Salix characta is a shrub from the genus of willow (Salix) with initially downy hairy branches. The leaf blades have lengths of 3.5 to sometimes 7 centimeters. The natural range of the species is in China.

==Description==
Salix characta is a shrub with gray-yellowish-brown or red-brown, initially downy-haired branches. The buds are red-brown and egg-shaped. The leaves have a 1 to 3, rarely 4 millimeter long, shaggy stalk. The leaf blade is oblong-lanceolate, rarely elongated, 3.5 to rarely 7 centimeters long and 0.6 to 1 rarely 1.3 centimeters wide, pointed or rarely pointed, with a pointed or rarely almost blunt base and a serrate and rolled-up leaf margin. The top is green and fine downy, gray-green, the bottom and along the midrib shaggy hair.

The inflorescences are 1.5 to 2.5 centimeters long, dense-flowered, sitting or short-stalked catkins . The inflorescence axis is hairy down. The bracts are brown, elliptical, oblong or ovate, with a pointed or blunt tip and long downy hairs.
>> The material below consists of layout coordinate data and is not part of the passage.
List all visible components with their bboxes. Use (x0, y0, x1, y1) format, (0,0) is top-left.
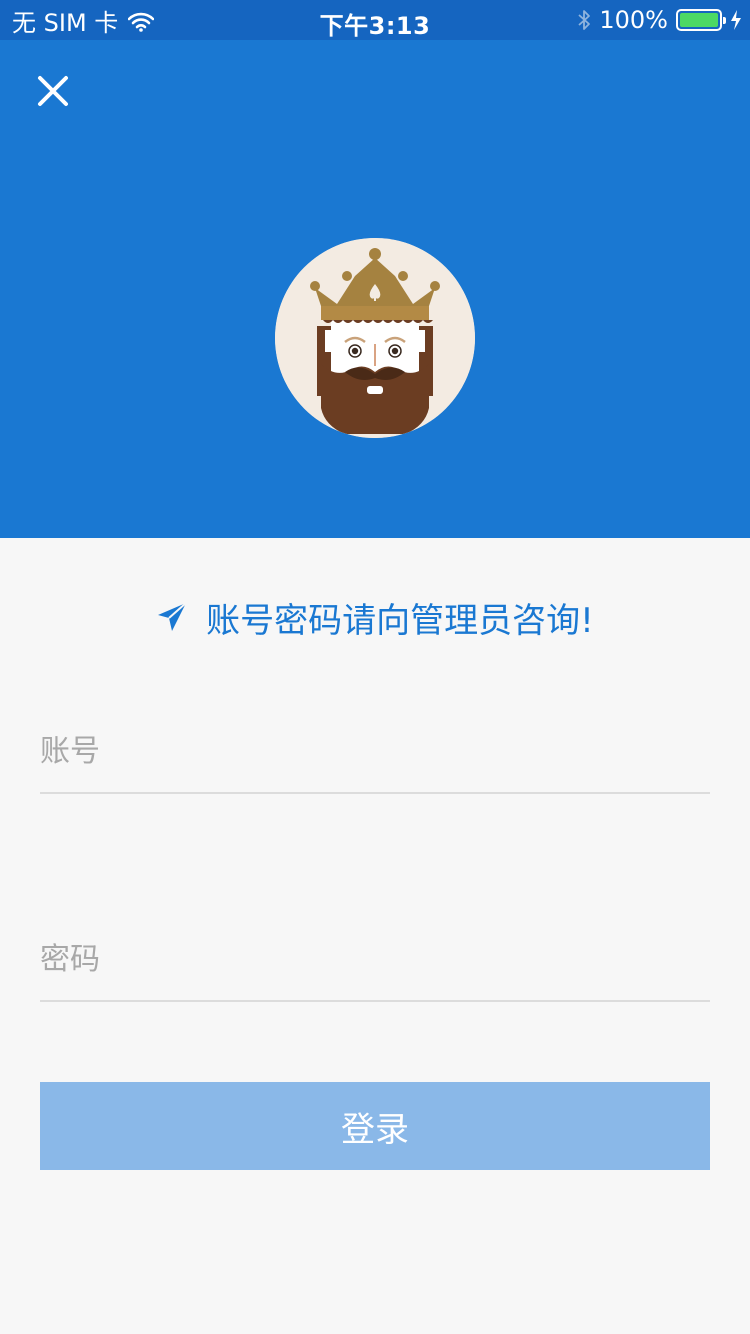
account-field (40, 704, 710, 794)
battery-percent: 100% (599, 6, 668, 34)
password-input[interactable] (40, 934, 710, 984)
charging-bolt-icon (730, 9, 742, 31)
status-right: 100% (577, 6, 742, 34)
notice-text: 账号密码请向管理员咨询! (206, 600, 594, 641)
account-input[interactable] (40, 726, 710, 776)
status-bar: 无 SIM 卡 下午3:13 100% (0, 0, 750, 40)
header-banner (0, 40, 750, 538)
send-icon (156, 601, 188, 633)
login-button[interactable]: 登录 (40, 1082, 710, 1170)
battery-icon (676, 9, 726, 31)
battery-fill (680, 13, 718, 27)
close-button[interactable] (30, 68, 76, 114)
bluetooth-icon (577, 8, 591, 32)
account-notice: 账号密码请向管理员咨询! (0, 590, 750, 644)
king-avatar-icon (275, 238, 475, 438)
avatar (275, 238, 475, 438)
password-field (40, 912, 710, 1002)
close-icon (38, 76, 68, 106)
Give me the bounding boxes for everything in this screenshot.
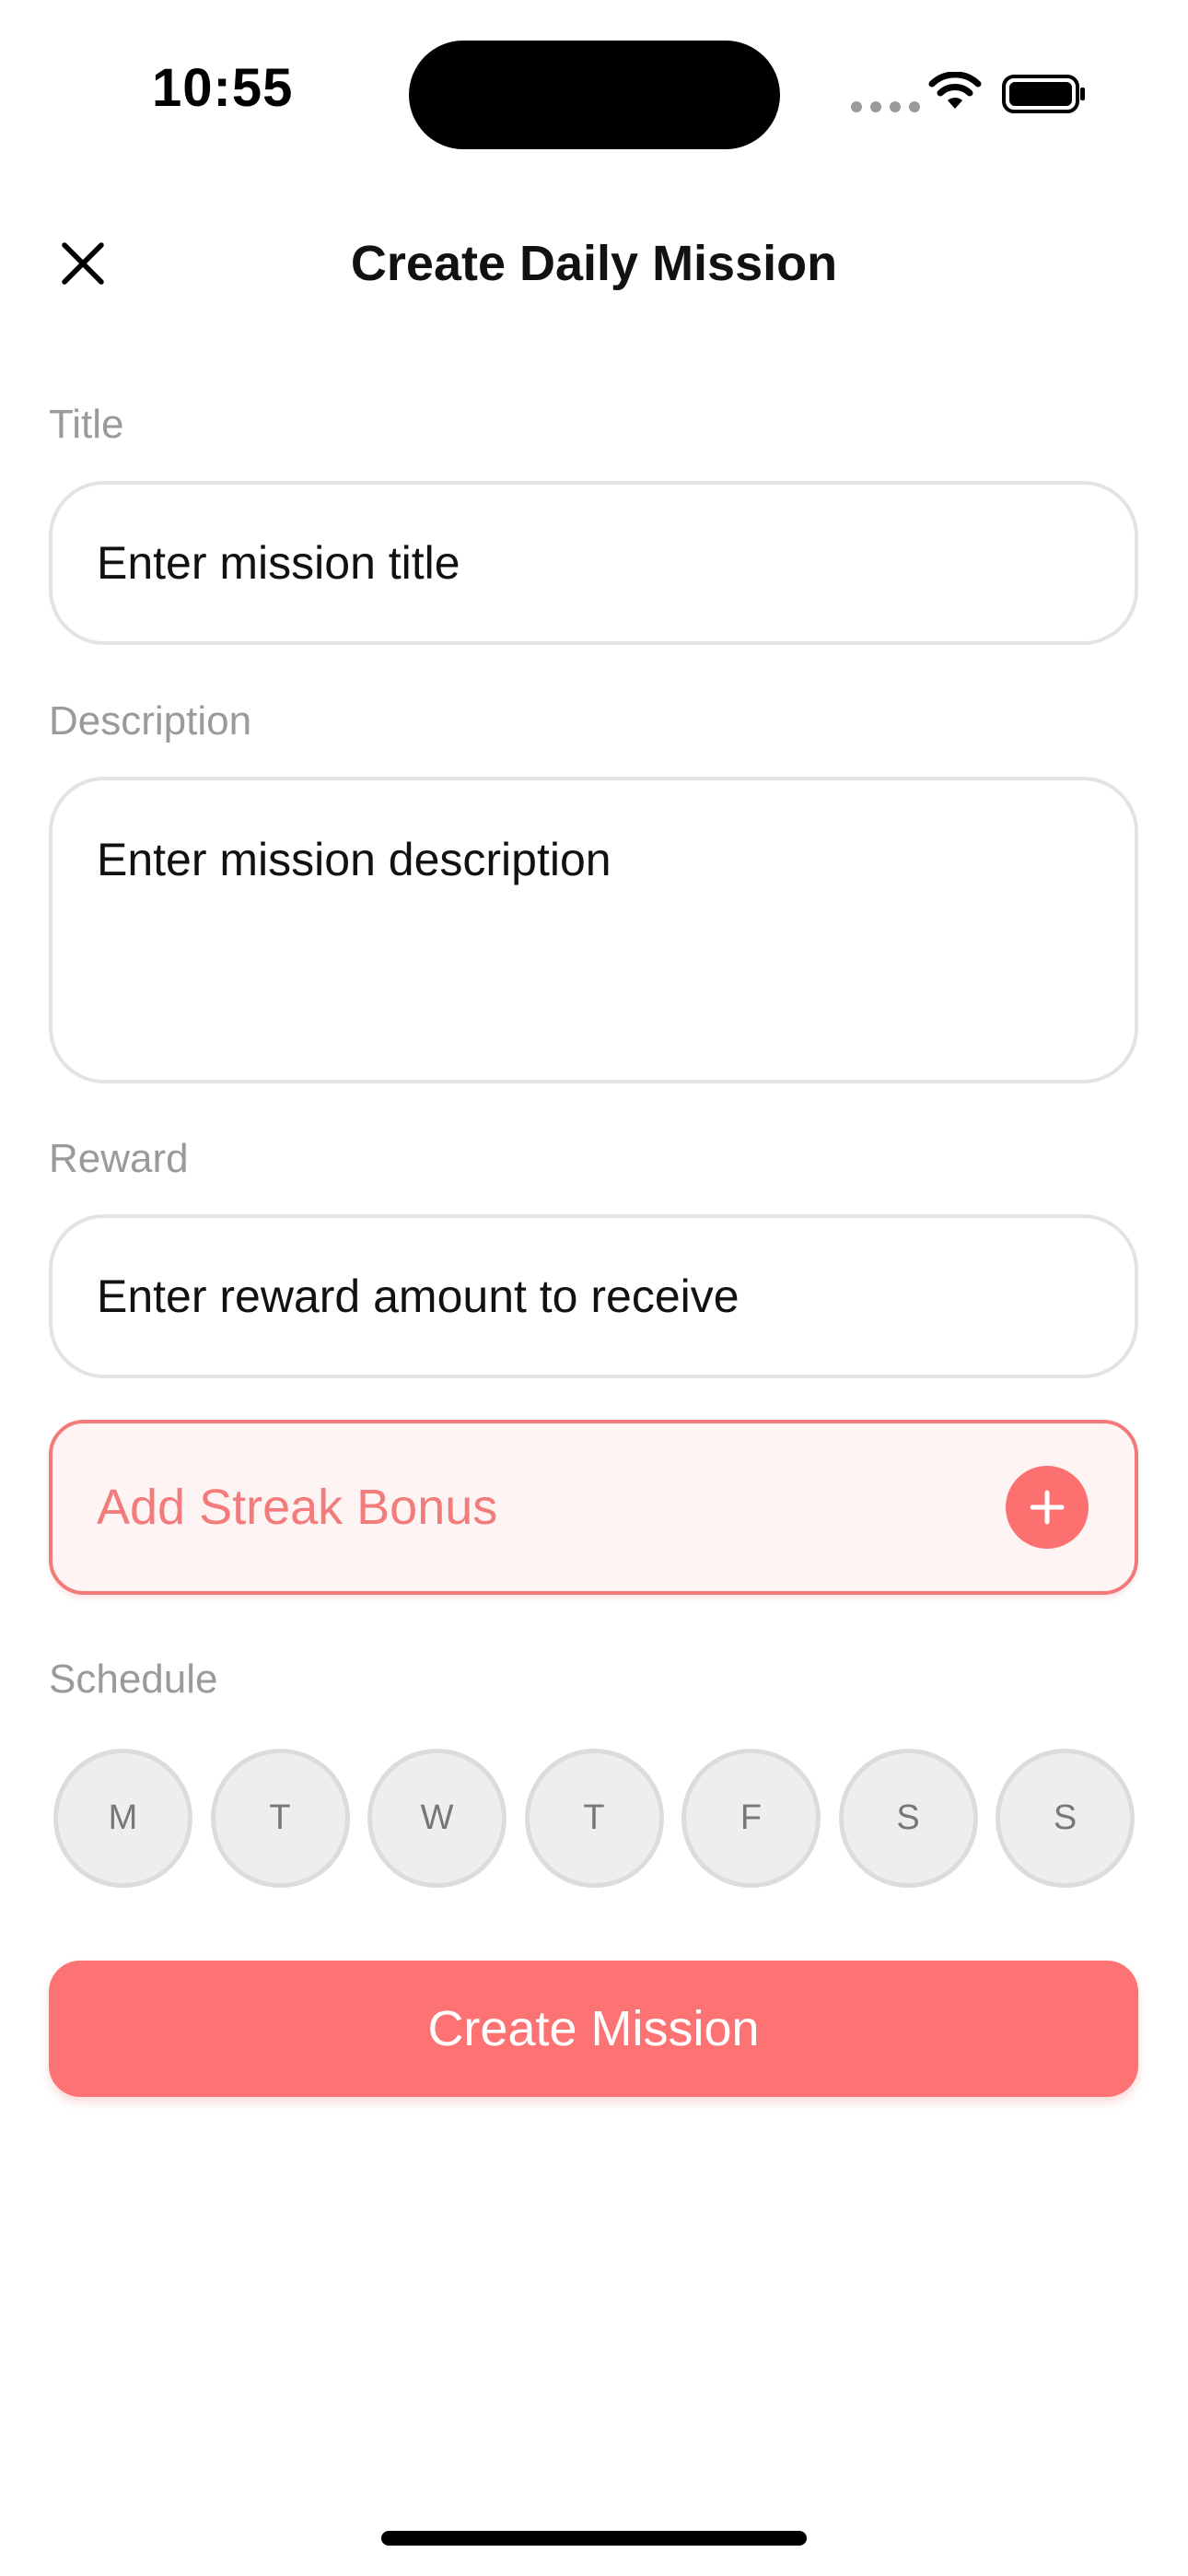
page-title: Create Daily Mission [350, 236, 838, 291]
day-toggle-monday[interactable]: M [53, 1749, 192, 1888]
day-toggle-thursday[interactable]: T [524, 1749, 664, 1888]
day-toggle-tuesday[interactable]: T [210, 1749, 350, 1888]
description-label: Description [49, 698, 252, 744]
title-label: Title [49, 402, 124, 447]
cellular-signal-icon [851, 101, 920, 112]
plus-icon[interactable] [1006, 1466, 1089, 1549]
title-input[interactable] [49, 481, 1138, 645]
schedule-label: Schedule [49, 1657, 218, 1702]
add-streak-bonus-button[interactable]: Add Streak Bonus [49, 1420, 1138, 1595]
reward-input[interactable] [49, 1214, 1138, 1378]
wifi-icon [928, 72, 982, 109]
day-toggle-wednesday[interactable]: W [367, 1749, 507, 1888]
create-mission-button[interactable]: Create Mission [49, 1961, 1138, 2097]
status-time: 10:55 [152, 58, 294, 118]
description-input[interactable] [49, 777, 1138, 1083]
status-bar: 10:55 [0, 0, 1188, 184]
battery-icon [1002, 75, 1085, 113]
day-toggle-sunday[interactable]: S [996, 1749, 1135, 1888]
streak-bonus-label: Add Streak Bonus [97, 1480, 498, 1535]
reward-label: Reward [49, 1136, 189, 1181]
home-indicator [381, 2531, 807, 2546]
day-toggle-saturday[interactable]: S [838, 1749, 978, 1888]
schedule-day-picker: M T W T F S S [53, 1749, 1135, 1888]
day-toggle-friday[interactable]: F [681, 1749, 821, 1888]
dynamic-island [409, 41, 780, 149]
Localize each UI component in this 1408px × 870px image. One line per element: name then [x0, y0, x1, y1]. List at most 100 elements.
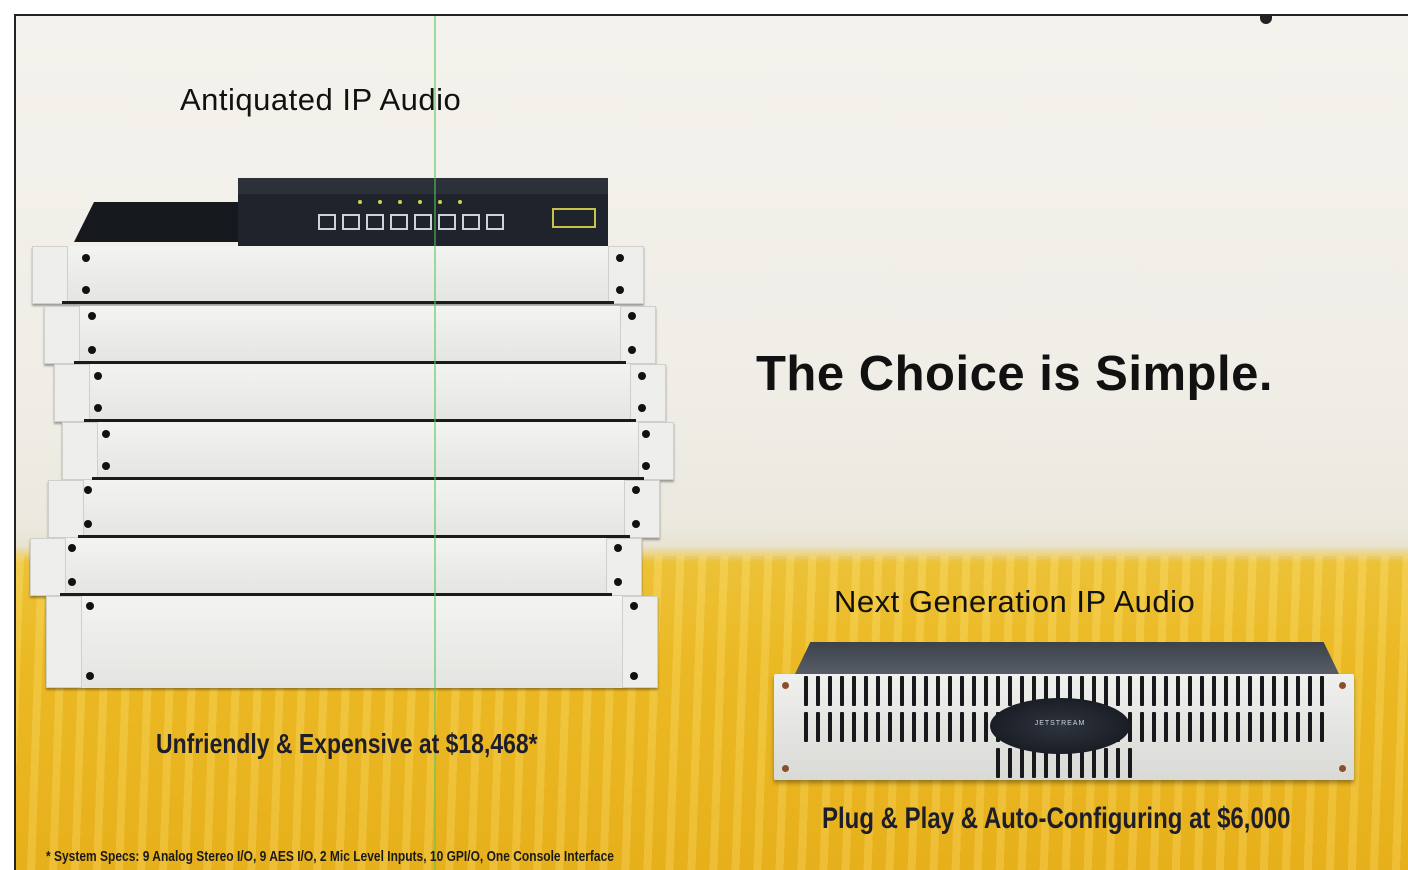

Male flowers have an adaxial, linear or elongated nectar gland . The two stamens are bare. The female catkins are up to 4 inches long. Female flowers have an egg-shaped narrow at the base daunig hairy ovary on a fluff hairy stem. The stylusis lobed, about half the length of the ovary or shorter. The scar is short, entire or bilobed. The fruit forms 4 millimeter long, stalked capsules that are finely haired at the base. Salix characta flowers in May, the fruits ripen in June and July.

==Range==
The natural range is in the Chinese provinces of Gansu, Hebei, in Inner Mongolia, in Qinghai, Shaanxi, and Shanxi on mountain slopes at altitudes of 2200 to 3200 meters.

==Taxonomy==
Salix characta is a species from the genus of willows (Salix) in the willow family (Salicaceae). There, it is the section vimen assigned. It was described for the first time scientifically in 1916 by Camillo Karl Schneider. The genus name Salix is Latin and has been from the Romans used for various willow species.

==Literature==
- Wu Zheng-yi, Peter H. Raven (Ed.): Flora of China . Volume 4: Cycadaceae through Fagaceae . Science Press / Missouri Botanical Garden Press, Beijing / St. Louis 1999, ISBN 0-915279-70-3, pp. 253, 254 (English).
- Helmut Genaust: Etymological dictionary of botanical plant names. 3rd, completely revised and expanded edition. Nikol, Hamburg 2005, ISBN 3-937872-16-7, p. 552 (reprint from 1996).